Paste the access token into the decoder. It automatically recognizes Keycloak and Phase Two tokens and renders realm roles (realm_access), client/resource roles (resource_access), scopes, the authorized party (azp), and session info as readable lists — ideal for debugging role mappings and authorization issues.
What is the difference between realm_access and resource_access?
In a Keycloak token, realm_access.roles holds realm-level roles that apply across the whole realm, while resource_access maps each client (resource) to the roles the subject holds on that specific client. The decoder separates and labels both so you can see exactly which roles a token carries and where.
Can I decode an OAuth 2.0 access token or an OpenID Connect ID token?
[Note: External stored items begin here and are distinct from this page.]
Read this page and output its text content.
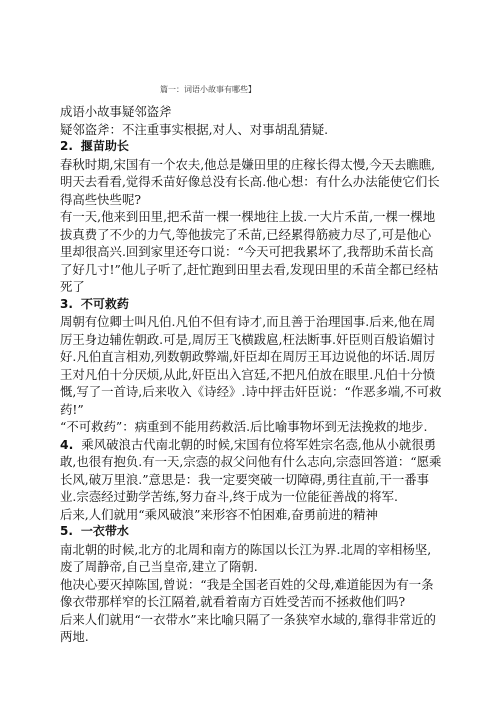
篇一：词语小故事有哪些】

成语小故事疑邻盗斧

疑邻盗斧：不注重事实根据,对人、对事胡乱猜疑.

2. 揠苗助长

春秋时期,宋国有一个农夫,他总是嫌田里的庄稼长得太慢,今天去瞧瞧,明天去看看,觉得禾苗好像总没有长高.他心想：有什么办法能使它们长得高些快些呢?

有一天,他来到田里,把禾苗一棵一棵地往上拔.一大片禾苗,一棵一棵地拔真费了不少的力气,等他拔完了禾苗,已经累得筋疲力尽了,可是他心里却很高兴.回到家里还夸口说：“今天可把我累坏了,我帮助禾苗长高了好几寸!”他儿子听了,赶忙跑到田里去看,发现田里的禾苗全都已经枯死了

3. 不可救药

周朝有位卿士叫凡伯.凡伯不但有诗才,而且善于治理国事.后来,他在周厉王身边辅佐朝政.可是,周厉王飞横跋扈,枉法断事.奸臣则百般谄媚讨好.凡伯直言相劝,列数朝政弊端,奸臣却在周厉王耳边说他的坏话.周厉王对凡伯十分厌烦,从此,奸臣出入宫廷,不把凡伯放在眼里.凡伯十分愤慨,写了一首诗,后来收入《诗经》.诗中抨击奸臣说：“作恶多端,不可救药!”

“不可救药”：病重到不能用药救活.后比喻事物坏到无法挽救的地步.

4. 乘风破浪古代南北朝的时候,宋国有位将军姓宗名悫,他从小就很勇

敢,也很有抱负.有一天,宗悫的叔父问他有什么志向,宗悫回答道：“愿乘长风,破万里浪.”意思是：我一定要突破一切障碍,勇往直前,干一番事业.宗悫经过勤学苦练,努力奋斗,终于成为一位能征善战的将军.

后来,人们就用“乘风破浪”来形容不怕困难,奋勇前进的精神

5. 一衣带水

南北朝的时候,北方的北周和南方的陈国以长江为界.北周的宰相杨坚,废了周静帝,自己当皇帝,建立了隋朝.

他决心要灭掉陈国,曾说：“我是全国老百姓的父母,难道能因为有一条像衣带那样窄的长江隔着,就看着南方百姓受苦而不拯救他们吗?

后来人们就用“一衣带水”来比喻只隔了一条狭窄水域的,靠得非常近的两地.
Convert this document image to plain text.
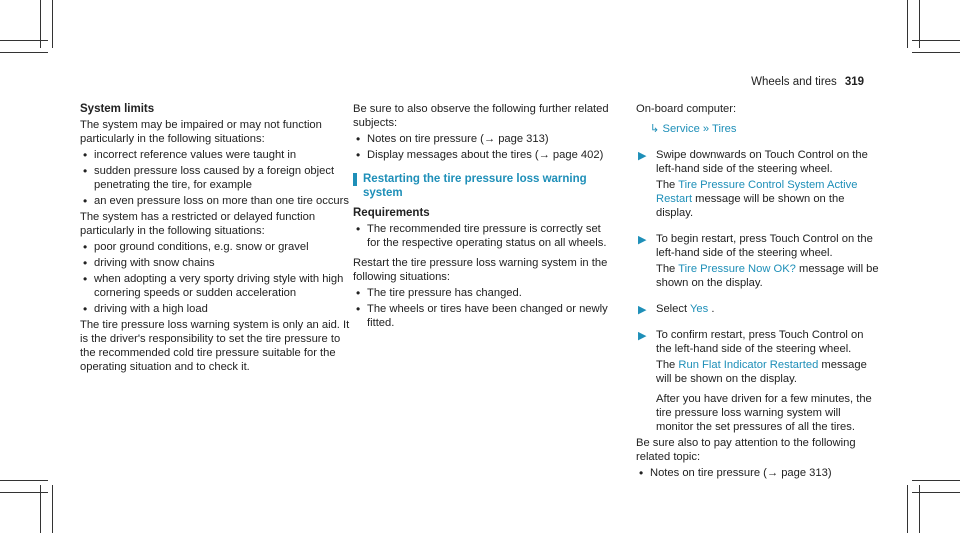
Wheels and tires 319
System limits

The system may be impaired or may not function particularly in the following situations:

• incorrect reference values were taught in
• sudden pressure loss caused by a foreign object penetrating the tire, for example
• an even pressure loss on more than one tire occurs

The system has a restricted or delayed function particularly in the following situations:

• poor ground conditions, e.g. snow or gravel
• driving with snow chains
• when adopting a very sporty driving style with high cornering speeds or sudden acceleration
• driving with a high load

The tire pressure loss warning system is only an aid. It is the driver's responsibility to set the tire pressure to the recommended cold tire pressure suitable for the operating situation and to check it.

Be sure to also observe the following further related subjects:

• Notes on tire pressure (→ page 313)
• Display messages about the tires (→ page 402)
Restarting the tire pressure loss warning system
Requirements
• The recommended tire pressure is correctly set for the respective operating status on all wheels.

Restart the tire pressure loss warning system in the following situations:

• The tire pressure has changed.
• The wheels or tires have been changed or newly fitted.

On-board computer:

↳ Service » Tires
▶ Swipe downwards on Touch Control on the left-hand side of the steering wheel.

The Tire Pressure Control System Active Restart message will be shown on the display.

▶ To begin restart, press Touch Control on the left-hand side of the steering wheel.

The Tire Pressure Now OK? message will be shown on the display.

▶ Select Yes .

▶ To confirm restart, press Touch Control on the left-hand side of the steering wheel.

The Run Flat Indicator Restarted message will be shown on the display.

After you have driven for a few minutes, the tire pressure loss warning system will monitor the set pressures of all the tires.

Be sure also to pay attention to the following related topic:

• Notes on tire pressure (→ page 313)
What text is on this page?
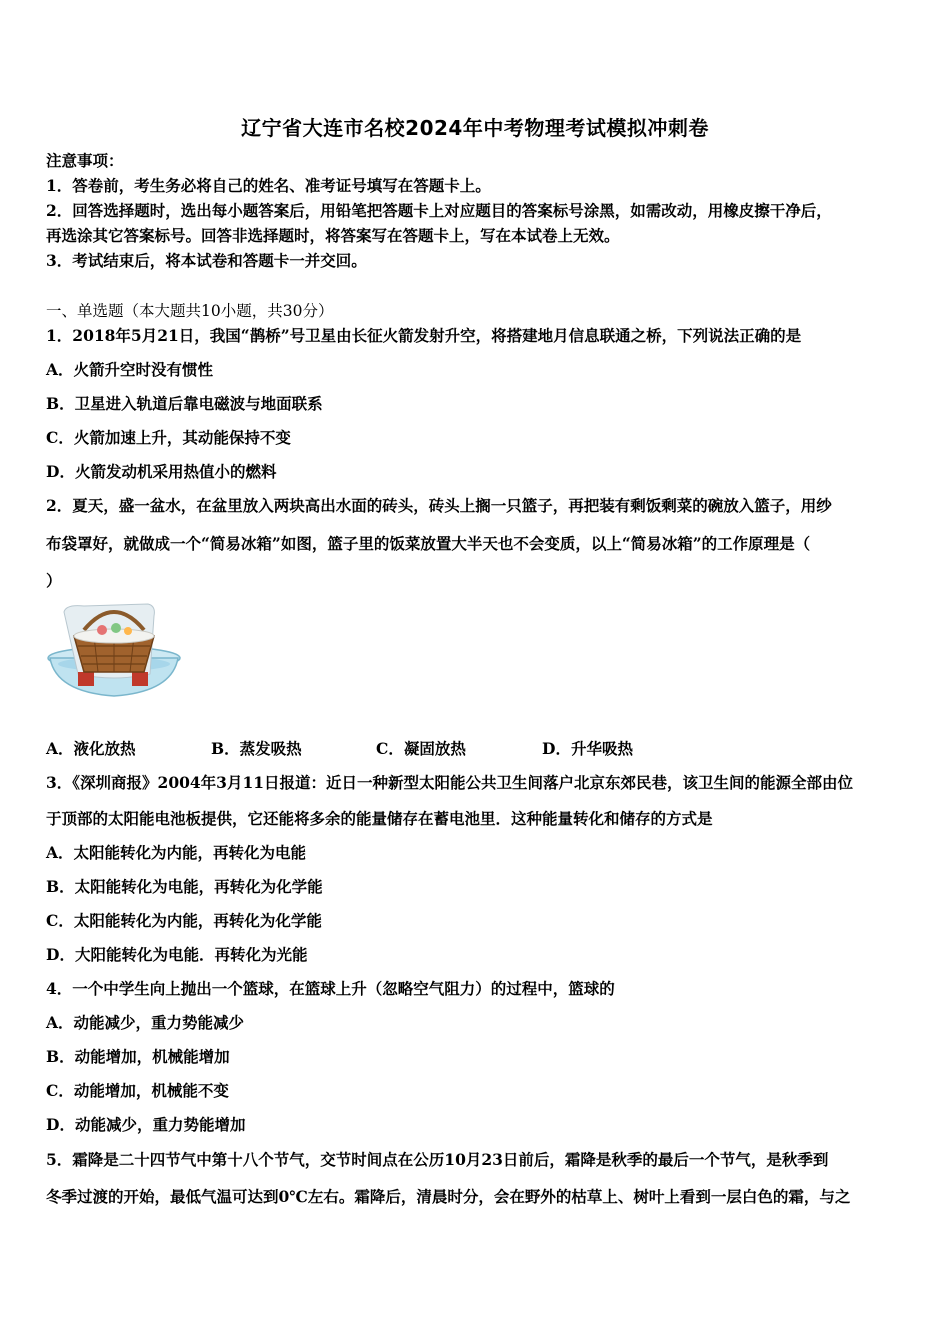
辽宁省大连市名校2024年中考物理考试模拟冲刺卷
注意事项：
1．答卷前，考生务必将自己的姓名、准考证号填写在答题卡上。
2．回答选择题时，选出每小题答案后，用铅笔把答题卡上对应题目的答案标号涂黑，如需改动，用橡皮擦干净后，
再选涂其它答案标号。回答非选择题时，将答案写在答题卡上，写在本试卷上无效。
3．考试结束后，将本试卷和答题卡一并交回。
一、单选题（本大题共10小题，共30分）
1．2018年5月21日，我国“鹊桥”号卫星由长征火箭发射升空，将搭建地月信息联通之桥，下列说法正确的是
A．火箭升空时没有惯性
B．卫星进入轨道后靠电磁波与地面联系
C．火箭加速上升，其动能保持不变
D．火箭发动机采用热值小的燃料
2．夏天，盛一盆水，在盆里放入两块高出水面的砖头，砖头上搁一只篮子，再把装有剩饭剩菜的碗放入篮子，用纱
布袋罩好，就做成一个“简易冰箱”如图，篮子里的饭菜放置大半天也不会变质，以上“简易冰箱”的工作原理是（
）
A．液化放热	B．蒸发吸热	C．凝固放热	D．升华吸热
3．《深圳商报》2004年3月11日报道：近日一种新型太阳能公共卫生间落户北京东郊民巷，该卫生间的能源全部由位
于顶部的太阳能电池板提供，它还能将多余的能量储存在蓄电池里．这种能量转化和储存的方式是
A．太阳能转化为内能，再转化为电能
B．太阳能转化为电能，再转化为化学能
C．太阳能转化为内能，再转化为化学能
D．大阳能转化为电能．再转化为光能
4．一个中学生向上抛出一个篮球，在篮球上升（忽略空气阻力）的过程中，篮球的
A．动能减少，重力势能减少
B．动能增加，机械能增加
C．动能增加，机械能不变
D．动能减少，重力势能增加
5．霜降是二十四节气中第十八个节气，交节时间点在公历10月23日前后，霜降是秋季的最后一个节气，是秋季到
冬季过渡的开始，最低气温可达到0℃左右。霜降后，清晨时分，会在野外的枯草上、树叶上看到一层白色的霜，与之
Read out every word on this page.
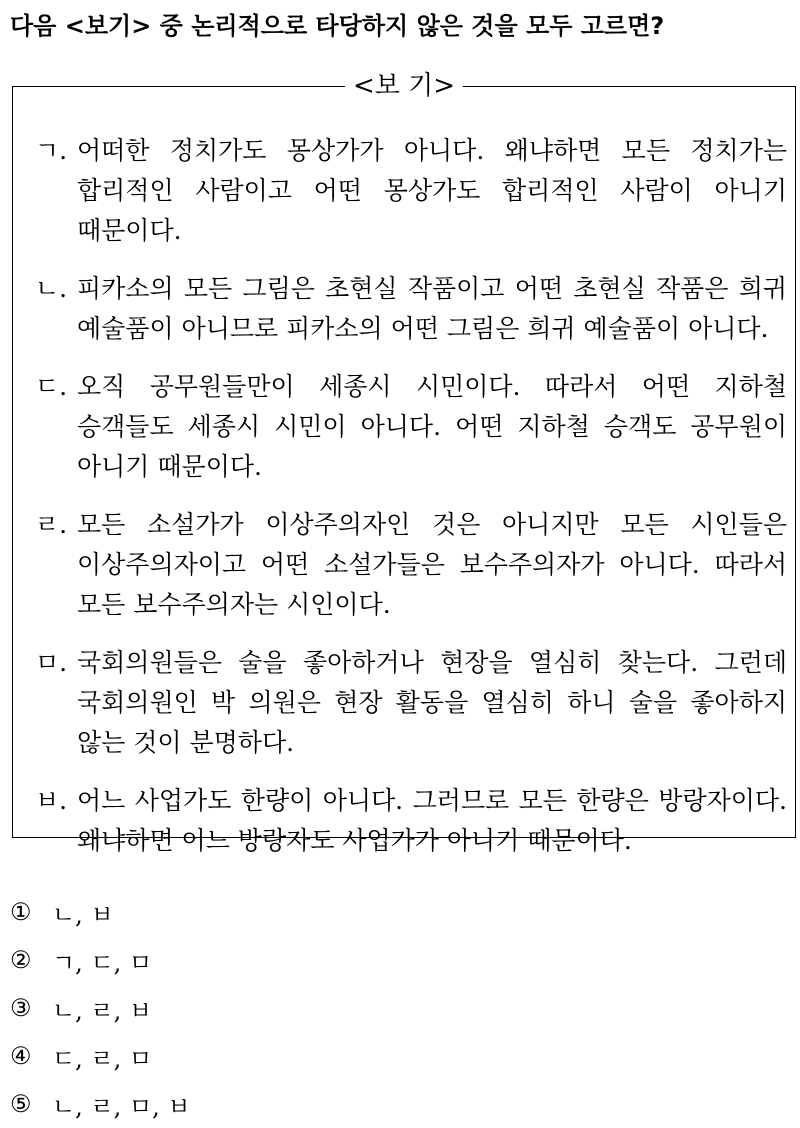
다음 <보기> 중 논리적으로 타당하지 않은 것을 모두 고르면?
<보 기>
ㄱ. 어떠한 정치가도 몽상가가 아니다. 왜냐하면 모든 정치가는 합리적인 사람이고 어떤 몽상가도 합리적인 사람이 아니기 때문이다.
ㄴ. 피카소의 모든 그림은 초현실 작품이고 어떤 초현실 작품은 희귀 예술품이 아니므로 피카소의 어떤 그림은 희귀 예술품이 아니다.
ㄷ. 오직 공무원들만이 세종시 시민이다. 따라서 어떤 지하철 승객들도 세종시 시민이 아니다. 어떤 지하철 승객도 공무원이 아니기 때문이다.
ㄹ. 모든 소설가가 이상주의자인 것은 아니지만 모든 시인들은 이상주의자이고 어떤 소설가들은 보수주의자가 아니다. 따라서 모든 보수주의자는 시인이다.
ㅁ. 국회의원들은 술을 좋아하거나 현장을 열심히 찾는다. 그런데 국회의원인 박 의원은 현장 활동을 열심히 하니 술을 좋아하지 않는 것이 분명하다.
ㅂ. 어느 사업가도 한량이 아니다. 그러므로 모든 한량은 방랑자이다. 왜냐하면 어느 방랑자도 사업가가 아니기 때문이다.
① ㄴ, ㅂ
② ㄱ, ㄷ, ㅁ
③ ㄴ, ㄹ, ㅂ
④ ㄷ, ㄹ, ㅁ
⑤ ㄴ, ㄹ, ㅁ, ㅂ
Yes. OAuth 2.0 access tokens and OIDC ID tokens issued as JWTs decode the same way. The decoder highlights standard OAuth/OIDC claims such as scope, aud, azp, nonce, and email_verified, and converts time claims (exp, iat, nbf, auth_time) into human-readable dates.
How do I verify a Keycloak JWT signature?
Use the signature verification panel and choose JWKS URL. For a Keycloak realm the decoder prefills the certs endpoint from the token's issuer (for example https://host/realms/your-realm/protocol/openid-connect/certs). It fetches the public keys, matches by key id (kid), and checks the signature. HMAC secrets and PEM public keys are also supported.
Why does my token show as expired?
The decoder compares the exp (and nbf) claims against your current time and shows the result. An expired badge means the token's lifetime has passed — the signature may still be valid, which is why verification and expiry are reported separately.